In 1843 General Charles Napier conquered Sind and installed the order of British colonial rule, no doubt to bring the blessings of civilization to the 'inferior races.' When the British came, one of the colonial impositions they instituted was the prohibition of sati--of widows being cremated on their husbands' funeral pyres....The Brahmans of Sind, however, defended sati as an age-old custom. General Napier's response was as simple as it was arrogant: 'My nation also has a custom. When men burn women alive, we hang them. Let us all act according to national custom!' (193)What to do in the face of competing claims to justice?
The problem with the claim that there is one universal justice, says Volf, is that we don't have access to it: "Unlike God's knowledge [Christians'] knowledge is limited and distorted. Their judgments about what is just in concrete situations are inescapably particular....We must therefore distinguish between our idea of God's justice and God's justice itself" (198-199).

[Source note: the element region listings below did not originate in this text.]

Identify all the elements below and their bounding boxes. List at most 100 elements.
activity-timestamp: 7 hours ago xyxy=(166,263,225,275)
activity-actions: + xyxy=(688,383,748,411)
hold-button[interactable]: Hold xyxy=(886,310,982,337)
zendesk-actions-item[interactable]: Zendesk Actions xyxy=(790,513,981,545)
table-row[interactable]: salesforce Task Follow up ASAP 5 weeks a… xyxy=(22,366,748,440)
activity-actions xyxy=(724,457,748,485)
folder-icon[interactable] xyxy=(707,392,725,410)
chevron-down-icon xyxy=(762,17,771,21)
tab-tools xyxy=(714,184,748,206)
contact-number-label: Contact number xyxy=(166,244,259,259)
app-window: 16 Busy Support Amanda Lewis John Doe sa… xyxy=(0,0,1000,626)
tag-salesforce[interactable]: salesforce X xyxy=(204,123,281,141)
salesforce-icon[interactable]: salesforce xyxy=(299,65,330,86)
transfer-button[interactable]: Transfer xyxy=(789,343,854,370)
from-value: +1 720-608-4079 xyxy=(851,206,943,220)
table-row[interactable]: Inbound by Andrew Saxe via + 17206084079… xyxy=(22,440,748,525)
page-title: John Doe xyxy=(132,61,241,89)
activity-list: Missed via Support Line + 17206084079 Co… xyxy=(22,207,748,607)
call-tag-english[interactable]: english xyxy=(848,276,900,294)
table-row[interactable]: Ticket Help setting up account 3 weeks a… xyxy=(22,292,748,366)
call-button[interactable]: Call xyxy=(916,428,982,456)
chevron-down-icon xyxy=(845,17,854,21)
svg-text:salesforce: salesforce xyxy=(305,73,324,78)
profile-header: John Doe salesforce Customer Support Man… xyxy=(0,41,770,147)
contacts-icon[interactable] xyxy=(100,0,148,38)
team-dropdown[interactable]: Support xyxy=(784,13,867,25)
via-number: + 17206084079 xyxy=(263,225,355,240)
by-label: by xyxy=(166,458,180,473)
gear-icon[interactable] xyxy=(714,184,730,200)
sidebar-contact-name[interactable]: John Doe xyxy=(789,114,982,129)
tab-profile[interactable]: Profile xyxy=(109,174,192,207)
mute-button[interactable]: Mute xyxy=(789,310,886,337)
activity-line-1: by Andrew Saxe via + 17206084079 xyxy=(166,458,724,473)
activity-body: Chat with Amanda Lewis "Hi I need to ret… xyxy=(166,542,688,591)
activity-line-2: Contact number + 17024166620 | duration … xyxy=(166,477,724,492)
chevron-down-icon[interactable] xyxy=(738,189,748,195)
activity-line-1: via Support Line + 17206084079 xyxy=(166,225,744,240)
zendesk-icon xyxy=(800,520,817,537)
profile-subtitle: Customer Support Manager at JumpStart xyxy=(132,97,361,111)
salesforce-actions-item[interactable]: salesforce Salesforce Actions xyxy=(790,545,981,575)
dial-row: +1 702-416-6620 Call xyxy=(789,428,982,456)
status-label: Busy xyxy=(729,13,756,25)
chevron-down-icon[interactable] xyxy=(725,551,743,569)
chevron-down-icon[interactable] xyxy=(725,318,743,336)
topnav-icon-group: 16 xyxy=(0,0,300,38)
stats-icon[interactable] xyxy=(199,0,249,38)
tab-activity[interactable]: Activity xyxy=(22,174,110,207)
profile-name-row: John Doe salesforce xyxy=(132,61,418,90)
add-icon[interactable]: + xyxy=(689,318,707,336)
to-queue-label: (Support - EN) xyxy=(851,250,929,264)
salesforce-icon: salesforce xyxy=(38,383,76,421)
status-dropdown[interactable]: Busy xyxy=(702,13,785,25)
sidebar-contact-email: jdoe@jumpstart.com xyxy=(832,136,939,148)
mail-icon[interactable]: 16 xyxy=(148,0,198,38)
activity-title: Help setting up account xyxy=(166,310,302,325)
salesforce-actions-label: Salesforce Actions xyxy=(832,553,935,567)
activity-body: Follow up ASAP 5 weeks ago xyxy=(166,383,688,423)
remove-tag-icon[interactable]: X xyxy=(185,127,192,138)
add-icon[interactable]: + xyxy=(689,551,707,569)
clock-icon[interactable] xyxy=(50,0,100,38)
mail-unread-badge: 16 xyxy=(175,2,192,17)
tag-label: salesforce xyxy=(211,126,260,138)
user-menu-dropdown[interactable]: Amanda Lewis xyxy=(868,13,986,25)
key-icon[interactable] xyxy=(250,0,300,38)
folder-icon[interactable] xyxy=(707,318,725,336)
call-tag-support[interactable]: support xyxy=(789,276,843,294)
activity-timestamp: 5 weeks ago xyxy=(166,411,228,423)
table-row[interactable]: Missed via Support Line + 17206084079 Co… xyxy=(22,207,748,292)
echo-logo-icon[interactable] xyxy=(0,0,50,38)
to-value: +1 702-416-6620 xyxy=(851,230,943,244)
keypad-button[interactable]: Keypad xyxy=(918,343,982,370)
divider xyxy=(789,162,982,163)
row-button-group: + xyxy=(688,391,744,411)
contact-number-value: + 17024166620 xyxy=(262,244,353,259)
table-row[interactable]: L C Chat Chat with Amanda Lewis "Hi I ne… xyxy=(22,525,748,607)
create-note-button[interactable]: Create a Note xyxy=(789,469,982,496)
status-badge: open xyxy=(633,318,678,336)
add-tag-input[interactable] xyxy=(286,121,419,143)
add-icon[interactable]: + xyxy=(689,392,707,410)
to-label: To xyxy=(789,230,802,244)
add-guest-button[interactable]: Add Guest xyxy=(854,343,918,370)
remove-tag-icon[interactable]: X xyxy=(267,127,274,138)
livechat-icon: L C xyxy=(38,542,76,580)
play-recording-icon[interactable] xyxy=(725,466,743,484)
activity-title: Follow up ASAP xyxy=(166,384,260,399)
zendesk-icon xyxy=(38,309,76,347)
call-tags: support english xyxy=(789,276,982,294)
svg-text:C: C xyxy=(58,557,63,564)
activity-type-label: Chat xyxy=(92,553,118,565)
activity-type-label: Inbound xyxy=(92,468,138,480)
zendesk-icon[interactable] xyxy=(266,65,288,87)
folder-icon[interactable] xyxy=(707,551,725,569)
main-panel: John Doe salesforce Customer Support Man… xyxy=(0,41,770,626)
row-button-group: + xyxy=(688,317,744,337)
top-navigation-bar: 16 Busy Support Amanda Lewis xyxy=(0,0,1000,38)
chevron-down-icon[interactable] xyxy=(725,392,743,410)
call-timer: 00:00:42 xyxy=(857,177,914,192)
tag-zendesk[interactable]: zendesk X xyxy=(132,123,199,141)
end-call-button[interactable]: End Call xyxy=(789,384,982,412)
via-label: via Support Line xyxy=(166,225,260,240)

But it won't do to adopt the postmodern defence of difference and opposition to a universal conception of justice: "Postmodern thinkers have difficulty in thinking about justice without entangling themselves in self-contradictions, and they are hard put to explain how, on their understanding of human beings, struggle against injustice is possible" (205).
Volf has more sympathy for the concept of justice within a particular tradition, but even this won't solve disputes between rival traditions.
In the end, Volf does not suggest that we should attempt agreement on what justice is. Instaed, he proposes "how we should go about seeking and pursuing justice in the context of plurality and enmity." His solution, not surprisingly, involves embrace: "[A]greement on justice depends on the will to embrace the other...justice itself will be unjust as long as it does not become a mutual embrace" (197).
N.B. These excerpts don't do justice to the richness of Volf's proposal.